Los American Depositary Receipts (ADRs) han experimentado un aumento de hasta el 2,8%, mientras que los bonos en dólares también registran avances en Wall Street. Esta tendencia positiva ha llevado al riesgo país a descender por debajo de los 600 puntos básicos. En medio de este contexto, el precio del petróleo se mantiene en torno a los 100 dólares por barril, influenciado por el conflicto en Medio Oriente.
En el ámbito local, el Ministerio de Economía informó que en febrero se volvió a lograr un superávit financiero, acumulando así 24 de los últimos 26 meses con cuentas equilibradas. Recientemente se detalló que el gobierno reportó un superávit primario de 1,41 billones de pesos, equivalente al 0,4% del Producto Bruto Interno (PBI) en los dos primeros meses del año, y un resultado financiero de 0,14 billones de pesos, que representa el 0,1% del PBI en el mismo período, excluyendo intereses de letras y bonos.
Por otro lado, la reciente licitación del Tesoro no logró impulsar las tasas de corto plazo, que permanecen cerca del 20%. Las tasas a tres meses rondan el 30%, mientras que se espera una inflación del 2,6% para marzo, con proyecciones más bajas para abril y mayo, lo que genera tasas reales levemente negativas, sugiriendo una postura más expansiva, según análisis de Max Capital. En el mercado local, el S&P Merval ha subido un 1,6%, alcanzando 2.647.863,75 puntos en pesos, con un incremento del 1,8% en su versión en dólares.
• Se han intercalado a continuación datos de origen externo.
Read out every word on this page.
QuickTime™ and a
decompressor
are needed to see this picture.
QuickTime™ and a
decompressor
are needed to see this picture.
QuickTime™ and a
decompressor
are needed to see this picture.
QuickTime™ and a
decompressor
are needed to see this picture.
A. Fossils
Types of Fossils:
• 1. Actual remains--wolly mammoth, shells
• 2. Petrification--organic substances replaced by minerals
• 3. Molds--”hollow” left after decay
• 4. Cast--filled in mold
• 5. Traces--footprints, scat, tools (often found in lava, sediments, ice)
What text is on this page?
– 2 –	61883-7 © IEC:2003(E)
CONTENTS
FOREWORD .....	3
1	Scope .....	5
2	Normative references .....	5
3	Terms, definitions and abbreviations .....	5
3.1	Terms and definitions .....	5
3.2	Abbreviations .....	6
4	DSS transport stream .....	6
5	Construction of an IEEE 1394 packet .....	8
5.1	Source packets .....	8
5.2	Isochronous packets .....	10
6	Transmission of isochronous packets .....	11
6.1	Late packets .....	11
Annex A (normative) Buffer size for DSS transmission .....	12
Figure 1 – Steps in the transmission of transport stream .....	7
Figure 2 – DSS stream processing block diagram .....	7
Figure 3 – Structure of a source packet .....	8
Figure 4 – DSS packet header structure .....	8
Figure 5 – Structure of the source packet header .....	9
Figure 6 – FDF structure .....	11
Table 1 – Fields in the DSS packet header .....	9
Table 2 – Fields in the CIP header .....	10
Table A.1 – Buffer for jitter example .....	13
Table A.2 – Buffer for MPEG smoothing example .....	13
En cuanto a los ADRs en Wall Street, el Grupo Financiero Galicia se destaca con un aumento del 2,7%, seguido por BBVA Argentina y Banco Macro, que suben un 2,5% y un 2,3%, respectivamente. En el ámbito internacional, la situación se complica, ya que Donald Trump ha solicitado a algunos de sus aliados que envíen buques militares para escoltar petroleros, con el objetivo de asegurar el tránsito de crudo en una de las rutas energéticas más cruciales del mundo, mientras que varios países evalúan su posible participación ante las amenazas de Irán.